Pria itu menatap makanan yang masih tersisa di depannya. Jujur saja perutnya masih lapar tapi ia gengsi untuk menambah lagi karena banyak sekali orang yang memperhatikannya.
Ellena yang peka langsung mengambil piring Xavier dan menambah makanan pria itu.
"Apa yang kau lakukan?!" Tanya Xavier tidak terima. Padahal dalam hati menggerutu karena Ellena menambahkannya kurang banyak.
"Makanan ini masih tersisa banyak. Kasihan mereka yang sudah membuatnya jika tidak kau habiskan."
"Ck! Sebenarnya aku sudah kenyang. Tapi gara-gara ulahmu terpaksa aku harus menghabiskannya."
Ellena terkekeh melihat salah satu sudut bibir pria itu terangkat. Terlihat jelas kalau ia bahagia bukan terpaksa.

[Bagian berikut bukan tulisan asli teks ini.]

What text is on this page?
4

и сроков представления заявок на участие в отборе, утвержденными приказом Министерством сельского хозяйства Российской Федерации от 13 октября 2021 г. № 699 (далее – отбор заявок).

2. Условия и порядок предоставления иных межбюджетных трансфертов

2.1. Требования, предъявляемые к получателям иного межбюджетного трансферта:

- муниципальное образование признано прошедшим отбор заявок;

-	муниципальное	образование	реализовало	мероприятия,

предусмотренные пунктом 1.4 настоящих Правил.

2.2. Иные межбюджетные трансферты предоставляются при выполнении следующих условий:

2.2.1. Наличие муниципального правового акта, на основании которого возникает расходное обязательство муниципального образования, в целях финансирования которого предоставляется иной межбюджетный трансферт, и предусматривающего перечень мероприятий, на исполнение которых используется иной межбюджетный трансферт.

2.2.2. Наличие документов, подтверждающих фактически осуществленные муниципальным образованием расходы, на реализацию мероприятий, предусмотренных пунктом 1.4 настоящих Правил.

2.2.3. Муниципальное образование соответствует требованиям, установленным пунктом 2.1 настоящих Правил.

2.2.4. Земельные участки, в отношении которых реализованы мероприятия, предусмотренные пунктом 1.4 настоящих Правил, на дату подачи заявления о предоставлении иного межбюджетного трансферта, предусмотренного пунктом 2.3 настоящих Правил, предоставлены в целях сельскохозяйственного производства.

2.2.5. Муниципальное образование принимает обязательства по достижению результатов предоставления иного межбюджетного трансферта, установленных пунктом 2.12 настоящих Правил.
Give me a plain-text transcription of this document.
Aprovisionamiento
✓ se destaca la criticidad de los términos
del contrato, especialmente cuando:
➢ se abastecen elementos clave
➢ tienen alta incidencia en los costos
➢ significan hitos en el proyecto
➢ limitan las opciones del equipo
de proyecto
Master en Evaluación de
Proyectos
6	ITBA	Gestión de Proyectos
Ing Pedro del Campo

Tak lama kemudian, mereka selesai menyantap sarapan. Ellena menatap Zion– koki istana yang kemarin berbincang dengannya, kemudian mengacungkan dua ibu jarinya pada pria itu. Gerakan tersebut diikuti oleh Xavier dengan ekspresi mengejek.
Ellena berdecih, sebaliknya Xavier justru terkekeh.
"Setelah ini, aku akan pergi ke Dukedom Patrice. Mungkin sedikit lama. Jika kau bosan minta saja bibi Luna mengajakmu jalan-jalan atau mungkin ada kegiatan lain yang ingin kau lakukan?" Tanya Xavier dan diangguki oleh Ellena.
"Kegiatan apa?" Tanya Xavier lagi. Ia sedikit tak percaya, akhirnya Ellena berhenti hiberna–
"Tidur."
Masih ternyata.
"Tubuhmu akan mudah lelah jika tidur terus menerus. Lebih baik kau memanfaatkan waktu untuk kegiatan lain." Ucap Xavier.
"Malas."
Xavier menggeleng takjub. "Astaga, baru kali ini aku menemukan putri kerajaan yang pemalas."
"Tidak apa-apa." Ellena menaik turunkan alisnya, "Menjadi berbeda itu bagus agar bisa selalu diingat olehmu kapan pun dan dimana pun."
Xavier berlagak ingin muntah. "Dalam mimpimu!"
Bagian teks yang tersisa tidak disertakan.